Nobody wants a great downtown more than me. I’m pretty sure I’m the only member of the Council in living memory that’s actually owned a restaurant.
But to get to where people want to go, we need money to balance the books every year. And to get some, we have to stop thinking of ‘tourism’ (which is what ‘ferry’ and ‘steps’ and ‘placemaking’ are really about) as being crucial to our economic or transportation success. It can’t be.
Instead, we have to look elsewhere for the recurring revenue to balance the books.
Ironically, finding better sources of funding will allow us the freedom to create a for-realz local business development plan. Such an approach has worked successfully for Burien, Ballard, and Columbia City, among others. None of those programs required any magic bullet. They just required the tools of bottom-up business recruitment, marketing and retention. Not “If you build it they will come” magical thinking.
On the other hand, maybe I’m being totally unfair. So I’ll try to make the steel-man argument for the majority. Maybe placemaking is about far more than just tourism or the downtown. Maybe restaurants are the appetizer and not the entree. Maybe if we invest in the ferry, the theatre, SR3, the Steps, etc. the whole will be greater than the sum of the parts. Given enough time, by doing all these projects, maybe we will reach a ‘tipping point’ that signals to major developers, people who previously avoided us, to now look at Des Moines in a whole new way! For example, as he wrote in that letter, maybe Peter Philips can convince the ferry builder in Belfast to locate a U.S. factory in Des Moines! Maybe in the new ‘Innovation District’! And maybe this new factory will employ hundreds of people! People who buy houses in Des Moines! And maybe all those employees will head down the hill into the downtown every day to eat lunch! Just like they’ve been doing since the FAA building opened!
NOT. 😀
Sorry, I tried playing it straight for as long as I could. But this is exactly the pitch former Mayors used to sell the Des Moines Creek Business Park– a total loser, both for the City, our environment, and for local businesses. But even if all that magical thinking turned out to be true? We’re still talking decades down the road. And we need revenue streams now.

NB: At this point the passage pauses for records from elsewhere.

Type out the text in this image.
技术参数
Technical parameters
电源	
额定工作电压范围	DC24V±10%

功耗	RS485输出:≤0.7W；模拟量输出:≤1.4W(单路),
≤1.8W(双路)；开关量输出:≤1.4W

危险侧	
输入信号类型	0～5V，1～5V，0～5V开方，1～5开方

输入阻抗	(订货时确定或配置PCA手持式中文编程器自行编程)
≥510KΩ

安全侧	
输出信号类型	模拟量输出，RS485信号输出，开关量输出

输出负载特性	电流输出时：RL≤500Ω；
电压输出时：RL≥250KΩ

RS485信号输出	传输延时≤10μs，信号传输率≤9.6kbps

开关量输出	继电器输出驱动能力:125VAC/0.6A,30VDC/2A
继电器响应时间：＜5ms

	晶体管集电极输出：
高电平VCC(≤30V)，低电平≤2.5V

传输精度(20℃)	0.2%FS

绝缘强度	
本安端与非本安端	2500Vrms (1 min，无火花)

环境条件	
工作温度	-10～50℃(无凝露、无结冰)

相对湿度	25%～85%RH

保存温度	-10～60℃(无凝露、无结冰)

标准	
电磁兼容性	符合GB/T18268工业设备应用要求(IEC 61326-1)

Which is where I started in opposing the ferry.
I have no objection to any of these very fun things, so long as they are not distractions from the real work we’ve needed to do for a very long time. As we’ve learned, we are extremely limited in resources funds and we must use those resources to their greatest advantage.
I resent wasting so much time, energy, and money on ideas that have been based on fibs, have no business plan, little chance of ever meeting our broader economic development needs, and most importantly: no chance of paying off in the near future. It’s the same movie I’ve seen many times before.

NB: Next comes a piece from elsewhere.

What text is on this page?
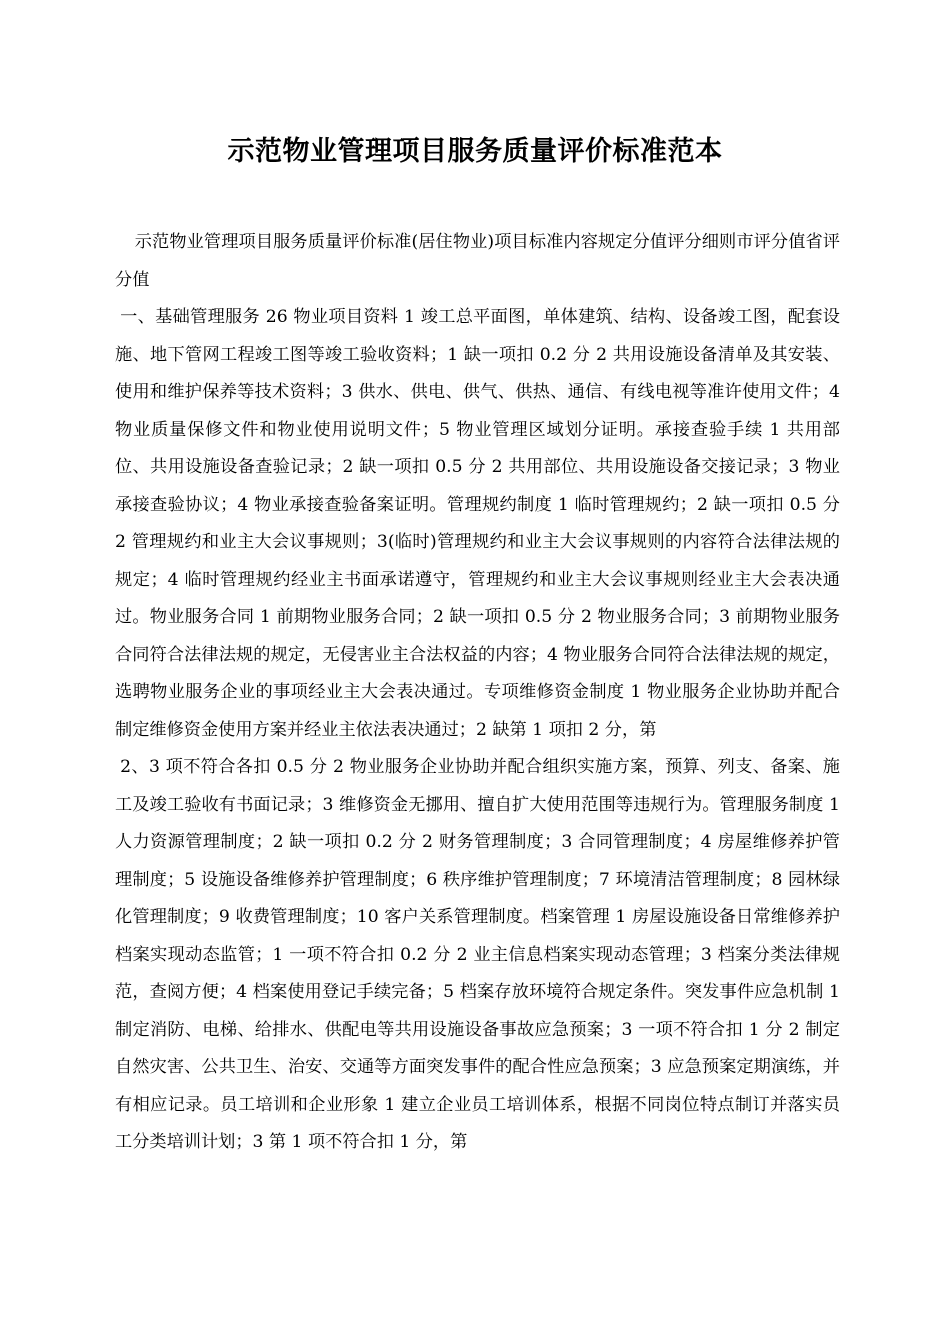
示范物业管理项目服务质量评价标准范本

示范物业管理项目服务质量评价标准(居住物业)项目标准内容规定分值评分细则市评分值省评分值

一、基础管理服务 26 物业项目资料 1 竣工总平面图，单体建筑、结构、设备竣工图，配套设施、地下管网工程竣工图等竣工验收资料；1 缺一项扣 0.2 分 2 共用设施设备清单及其安装、使用和维护保养等技术资料；3 供水、供电、供气、供热、通信、有线电视等准许使用文件；4 物业质量保修文件和物业使用说明文件；5 物业管理区域划分证明。承接查验手续 1 共用部位、共用设施设备查验记录；2 缺一项扣 0.5 分 2 共用部位、共用设施设备交接记录；3 物业承接查验协议；4 物业承接查验备案证明。管理规约制度 1 临时管理规约；2 缺一项扣 0.5 分 2 管理规约和业主大会议事规则；3(临时)管理规约和业主大会议事规则的内容符合法律法规的规定；4 临时管理规约经业主书面承诺遵守，管理规约和业主大会议事规则经业主大会表决通过。物业服务合同 1 前期物业服务合同；2 缺一项扣 0.5 分 2 物业服务合同；3 前期物业服务合同符合法律法规的规定，无侵害业主合法权益的内容；4 物业服务合同符合法律法规的规定，选聘物业服务企业的事项经业主大会表决通过。专项维修资金制度 1 物业服务企业协助并配合制定维修资金使用方案并经业主依法表决通过；2 缺第 1 项扣 2 分，第

2、3 项不符合各扣 0.5 分 2 物业服务企业协助并配合组织实施方案，预算、列支、备案、施工及竣工验收有书面记录；3 维修资金无挪用、擅自扩大使用范围等违规行为。管理服务制度 1 人力资源管理制度；2 缺一项扣 0.2 分 2 财务管理制度；3 合同管理制度；4 房屋维修养护管理制度；5 设施设备维修养护管理制度；6 秩序维护管理制度；7 环境清洁管理制度；8 园林绿化管理制度；9 收费管理制度；10 客户关系管理制度。档案管理 1 房屋设施设备日常维修养护档案实现动态监管；1 一项不符合扣 0.2 分 2 业主信息档案实现动态管理；3 档案分类法律规范，查阅方便；4 档案使用登记手续完备；5 档案存放环境符合规定条件。突发事件应急机制 1 制定消防、电梯、给排水、供配电等共用设施设备事故应急预案；3 一项不符合扣 1 分 2 制定自然灾害、公共卫生、治安、交通等方面突发事件的配合性应急预案；3 应急预案定期演练，并有相应记录。员工培训和企业形象 1 建立企业员工培训体系，根据不同岗位特点制订并落实员工分类培训计划；3 第 1 项不符合扣 1 分，第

And it’s especially infuriating given the fiscal urgency of the moment.
All these fun things are great. But they can’t even pay for themselves let alone fund the City. At some point we need to say “Stop with all the distractions!” We need business revenue solutions now.
Over the past two decades, the City has played on various longstanding dreams and vanities of the community to avoid building that business revenue. We have approached economic development like a much wealthier community than we actually are. Instead, we should be approaching economic development using the bottom-up strategies that have actually worked for other communities.